Posted by Kian on Monday, August 27, 2012 at 8:40am.
1.
speed of boat in still water --- x mph
speed of current ---- y mph
10(x+y) = 210 ----> x+y = 21
70(x-y) = 210 ----> x-y = 3
add them
2x = 24
x=12
then y = 9
speed of boat = 12mph , speed of current = 9 mph
#2
even easier ....
define x and y as above
x+y = 158
x-y = 112
etc
how come if I do:
x+y=158
x-y=112
and then i subtract them:
2y=46 -> y=23
why do I get the speed of plane as 23?
Well, obviously the speed of the plane must be greater than the speed of the wind, so
in x-y = 112
x must be the plane's speed and y the wind's speed
so sub y = 23 into
x+y = 158
x+23=158
x = 155
oh okay
thank you so much! i also have another question:
does it matter whether we add or subtract simultaneous equations? do we have to either add or subtract or are both fine?
As long as you add and subtract the integers correctly, it does not matter.
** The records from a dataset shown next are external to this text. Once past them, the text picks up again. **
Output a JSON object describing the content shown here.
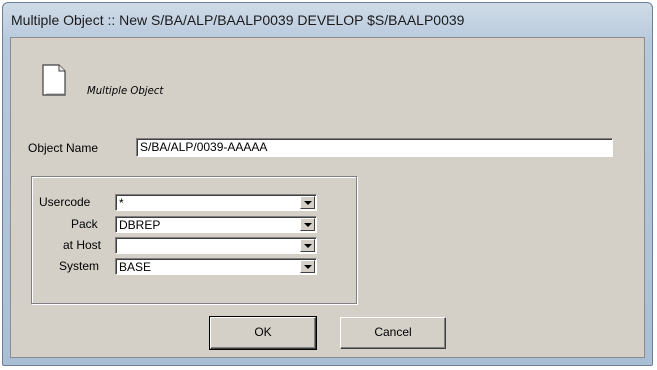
{
  "window": {
    "title": "Multiple Object :: New S/BA/ALP/BAALP0039 DEVELOP $S/BAALP0039"
  },
  "header": {
    "icon": "document-icon",
    "caption": "Multiple Object"
  },
  "object_name": {
    "label": "Object Name",
    "value": "S/BA/ALP/0039-AAAAA"
  },
  "fields": {
    "usercode": {
      "label": "Usercode",
      "value": "*"
    },
    "pack": {
      "label": "Pack",
      "value": "DBREP"
    },
    "host": {
      "label": "at Host",
      "value": ""
    },
    "system": {
      "label": "System",
      "value": "BASE"
    }
  },
  "buttons": {
    "ok": "OK",
    "cancel": "Cancel"
  }
}
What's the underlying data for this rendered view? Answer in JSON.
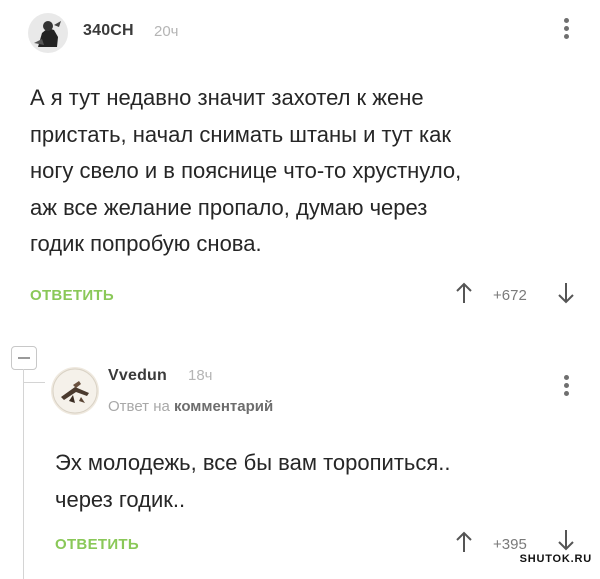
{
  "comments": [
    {
      "username": "340CH",
      "time": "20ч",
      "lines": [
        "А я тут недавно значит захотел к жене",
        "пристать, начал снимать штаны и тут как",
        "ногу свело и в пояснице что-то хрустнуло,",
        "аж все желание пропало, думаю через",
        "годик попробую снова."
      ],
      "reply_label": "ОТВЕТИТЬ",
      "rating": "+672"
    },
    {
      "username": "Vvedun",
      "time": "18ч",
      "reply_to_prefix": "Ответ на",
      "reply_to_target": "комментарий",
      "lines": [
        "Эх молодежь, все бы вам торопиться..",
        "через годик.."
      ],
      "reply_label": "ОТВЕТИТЬ",
      "rating": "+395"
    }
  ],
  "icons": {
    "more": "more-vertical-icon",
    "upvote": "arrow-up-icon",
    "downvote": "arrow-down-icon",
    "collapse": "collapse-minus-icon"
  },
  "colors": {
    "reply_green": "#8ac858",
    "muted": "#b5b5b5",
    "text": "#262626"
  },
  "watermark": "SHUTOK.RU"
}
Remember that if we add two opposites we get zero
and when we subtract two "likes" we also get zero
so for your two equations
x+y=158
x-y=112
if I add them ---> 2x = 270 , x = 135
if I subtract ----> 2y = 46 , y = 23
in general, if the signs are opposite, we add
if the signs are the same, we subtract
btw, how did you get 155 ????
oh okay thanks!
I got 135 not 155...
but does that apply everytime or is that just a shortcut type of thing? it's not wrong if I subtract x+y=158 and x-y=112 right?
That's what I said.
Btw, look up there , you have x = 155
Well, obviously the speed of the plane must be greater than the speed of the wind, so
in x-y = 112
x must be the plane's speed and y the wind's speed
so sub y = 23 into
x+y = 158
x+23=158
x = 155
^that's what you said.. you wrote 155 not me..?